Dual mechanism underlying failure of neural tube closure in the Zic2 mutant mouse.
Sarah EscuinSaba Rose Raza-KnightDawn SaveryCarles Gaston-MassuetGabriel L GaleaNicholas D E GreeneAndrew J CoppPublished in: Disease models & mechanisms (2023)
Understanding the molecular mechanisms that lead to birth defects is an important step towards improved primary prevention. Mouse embryos homozygous for the Kumba (Ku) mutant allele of Zic2 develop severe spina bifida with complete lack of dorsolateral hinge points (DLHPs) in the neuroepithelium. Bone morphogenetic protein (BMP) signalling is overactivated in Zic2Ku/Ku embryos, and the BMP inhibitor dorsomorphin partially rescues neural tube closure in cultured embryos.

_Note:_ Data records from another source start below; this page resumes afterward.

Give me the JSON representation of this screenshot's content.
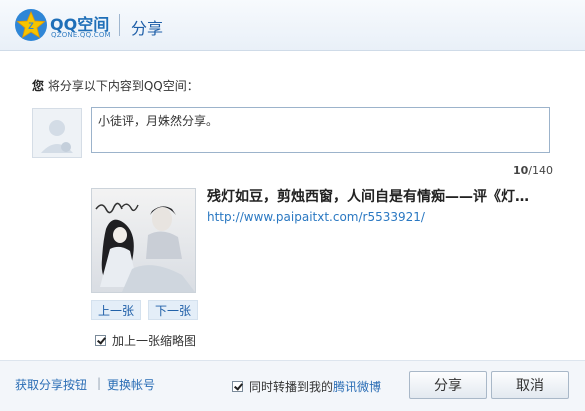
{
  "header": {
    "logo_text": "QQ空间",
    "logo_sub": "QZONE.QQ.COM",
    "title": "分享"
  },
  "prompt": {
    "bold": "您",
    "text": "将分享以下内容到QQ空间："
  },
  "comment": {
    "value": "小徒评，月姝然分享。"
  },
  "counter": {
    "current": "10",
    "total": "/140"
  },
  "article": {
    "title": "残灯如豆，剪烛西窗，人间自是有情痴——评《灯…",
    "url": "http://www.paipaitxt.com/r5533921/"
  },
  "thumbnail": {
    "prev_label": "上一张",
    "next_label": "下一张",
    "include_label": "加上一张缩略图",
    "include_checked": true
  },
  "footer": {
    "get_share_button": "获取分享按钮",
    "separator": "|",
    "switch_account": "更换帐号",
    "sync_prefix": "同时转播到我的",
    "sync_link": "腾讯微博",
    "sync_checked": true,
    "share_button": "分享",
    "cancel_button": "取消"
  },
  "colors": {
    "link": "#2a6db5",
    "header_title": "#1f5fa8",
    "logo_star": "#f5b800"
  }
}
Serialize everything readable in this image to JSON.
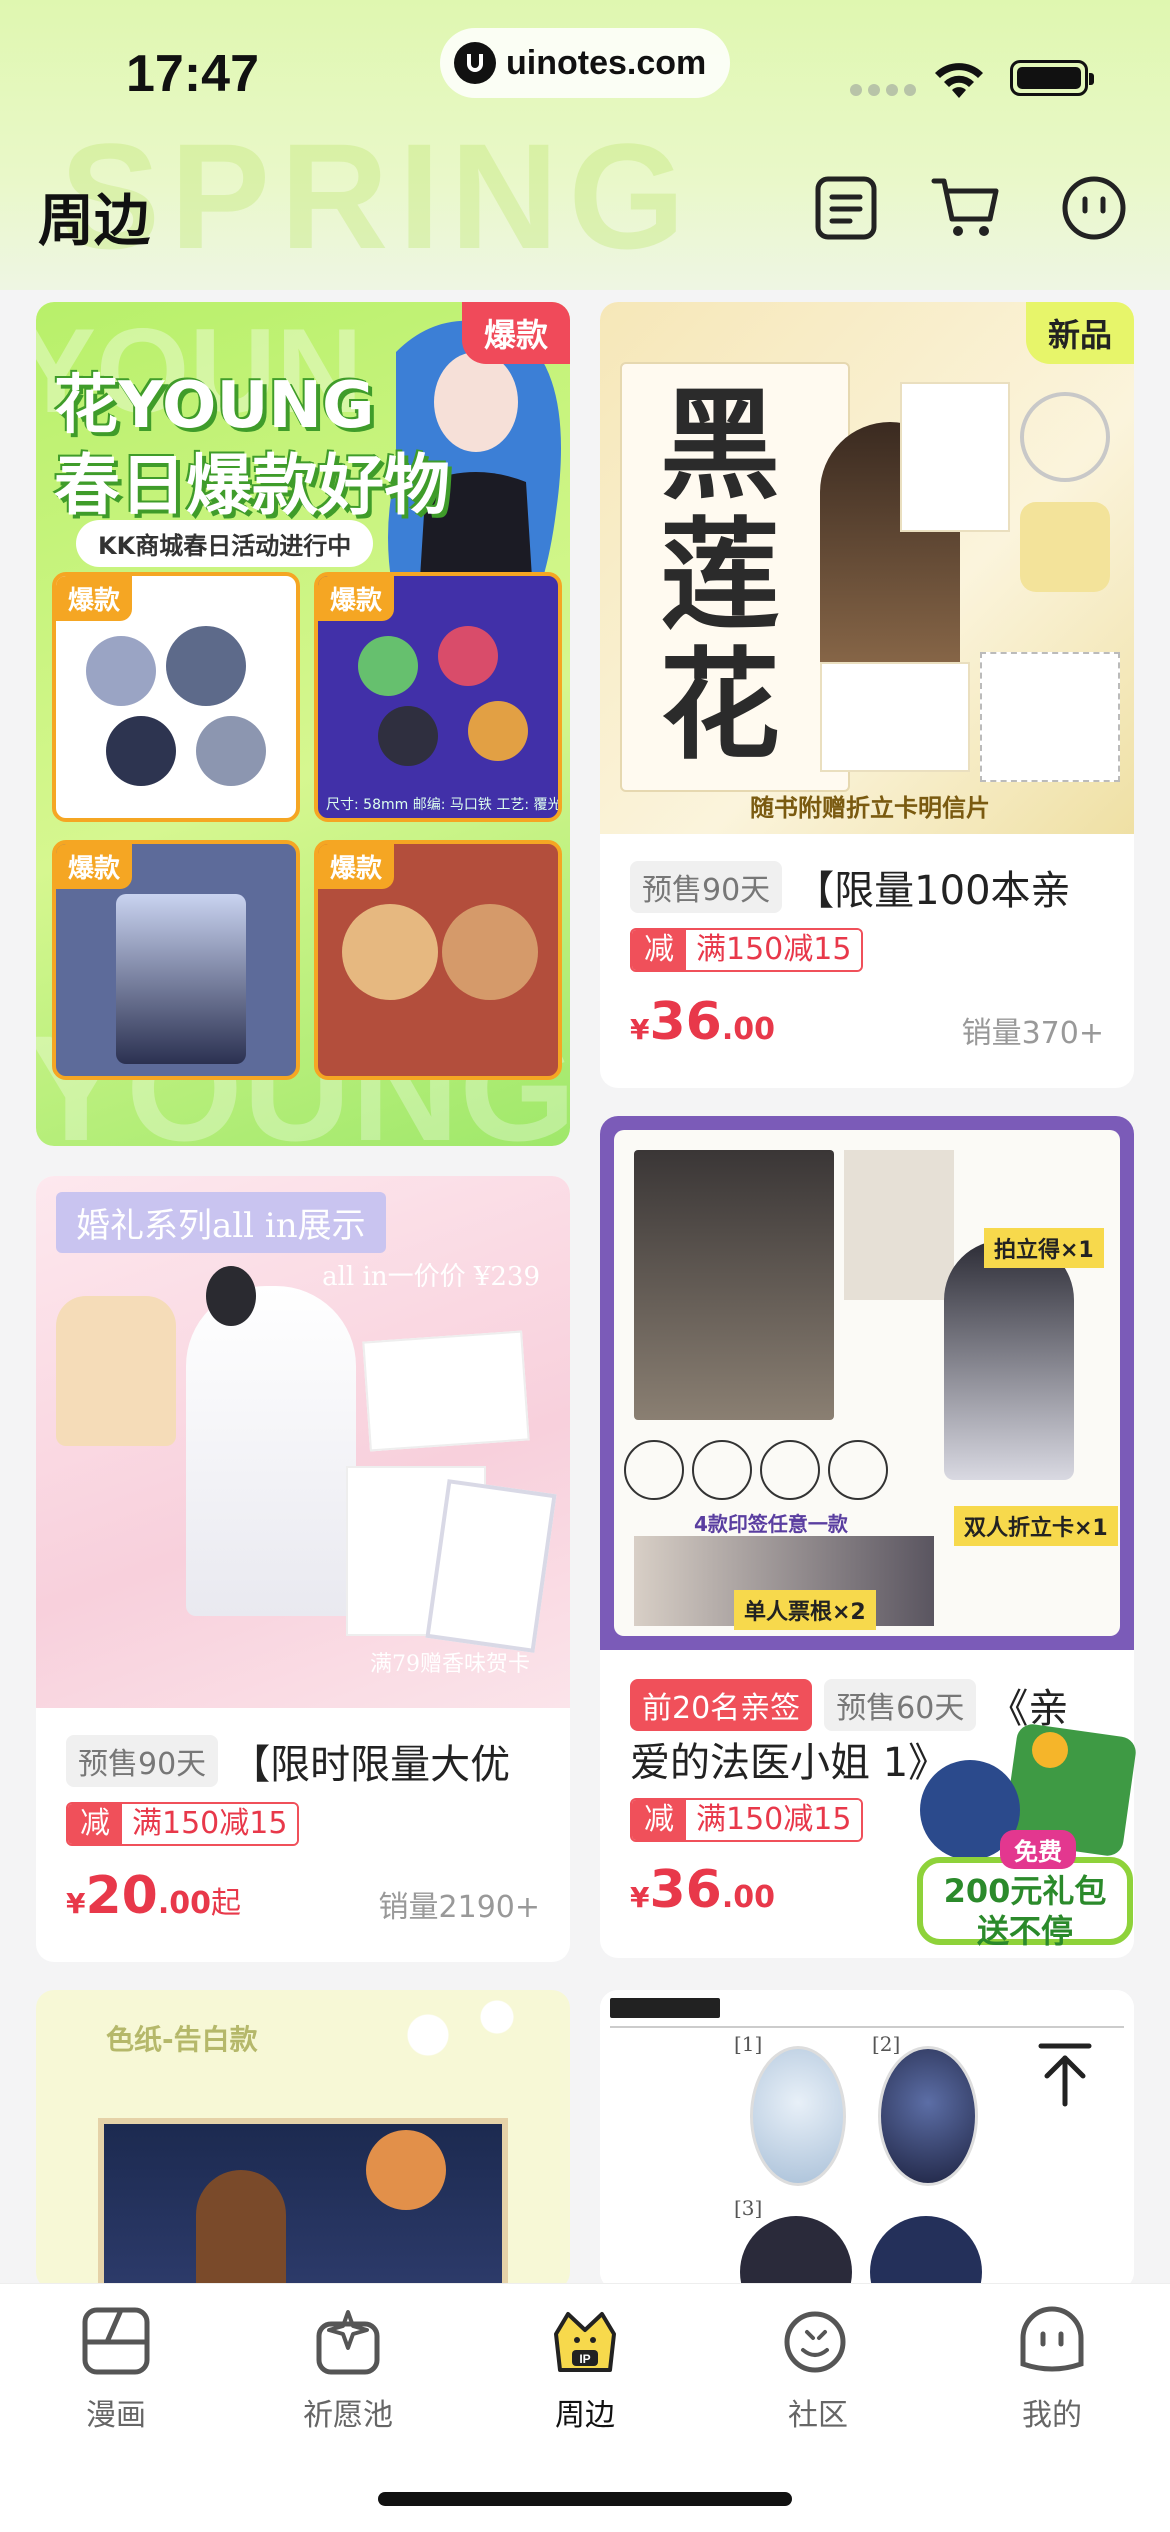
{
  "status_bar": {
    "time": "17:47",
    "url": "uinotes.com"
  },
  "header": {
    "title": "周边"
  },
  "products": [
    {
      "badge": "爆款",
      "banner": {
        "headline_1": "花YOUNG",
        "headline_2": "春日爆款好物",
        "subtitle": "KK商城春日活动进行中",
        "tile_label": "爆款",
        "footer_text": "尺寸: 58mm 邮编: 马口铁 工艺: 覆光"
      }
    },
    {
      "badge": "新品",
      "image_caption": "随书附赠折立卡明信片",
      "tags": [
        "预售90天"
      ],
      "title": "【限量100本亲",
      "promo_key": "减",
      "promo_value": "满150减15",
      "price_int": "36",
      "price_dec": ".00",
      "sales": "销量370+"
    },
    {
      "banner": {
        "headline": "婚礼系列all in展示",
        "price_note": "all in一价价 ¥239",
        "footer": "满79赠香味贺卡"
      },
      "tags": [
        "预售90天"
      ],
      "title": "【限时限量大优",
      "promo_key": "减",
      "promo_value": "满150减15",
      "price_int": "20",
      "price_dec": ".00",
      "price_suffix": "起",
      "sales": "销量2190+"
    },
    {
      "labels": [
        "拍立得×1",
        "双人折立卡×1",
        "4款印签任意一款",
        "单人票根×2"
      ],
      "tags_red": [
        "前20名亲签"
      ],
      "tags": [
        "预售60天"
      ],
      "title_line1": "《亲",
      "title_line2": "爱的法医小姐 1》",
      "promo_key": "减",
      "promo_value": "满150减15",
      "price_int": "36",
      "price_dec": ".00"
    },
    {
      "banner": {
        "headline": "色纸-告白款"
      }
    },
    {
      "banner": {
        "marks": [
          "[1]",
          "[2]",
          "[3]"
        ]
      }
    }
  ],
  "float_gift": {
    "line1": "免费",
    "line2": "200元礼包",
    "line3": "送不停"
  },
  "currency": "¥",
  "tabbar": [
    {
      "label": "漫画",
      "icon": "comic-icon"
    },
    {
      "label": "祈愿池",
      "icon": "wish-pool-icon"
    },
    {
      "label": "周边",
      "icon": "ip-merch-icon"
    },
    {
      "label": "社区",
      "icon": "community-icon"
    },
    {
      "label": "我的",
      "icon": "profile-icon"
    }
  ],
  "colors": {
    "accent_red": "#e8384a",
    "header_green": "#dff7b0",
    "badge_new": "#e7f56a"
  }
}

RhoA signalling is also overactivated, with accumulation of actomyosin in the Zic2Ku/Ku neuroepithelium, and the myosin inhibitor Blebbistatin partially normalises neural tube closure. However, dorsomorphin and Blebbistatin differ in their effects at tissue and cellular levels: DLHP formation is rescued by dorsomorphin but not Blebbistatin, whereas abnormal accumulation of actomyosin is rescued by Blebbistatin but not dorsomorphin. These findings suggest a dual mechanism of spina bifida origin in Zic2Ku/Ku embryos: faulty BMP-dependent formation of DLHPs and RhoA-dependent F-actin accumulation in the neuroepithelium. Hence, we identify a multi-pathway origin of spina bifida in a mammalian system that may provide a developmental basis for understanding the corresponding multifactorial human defects.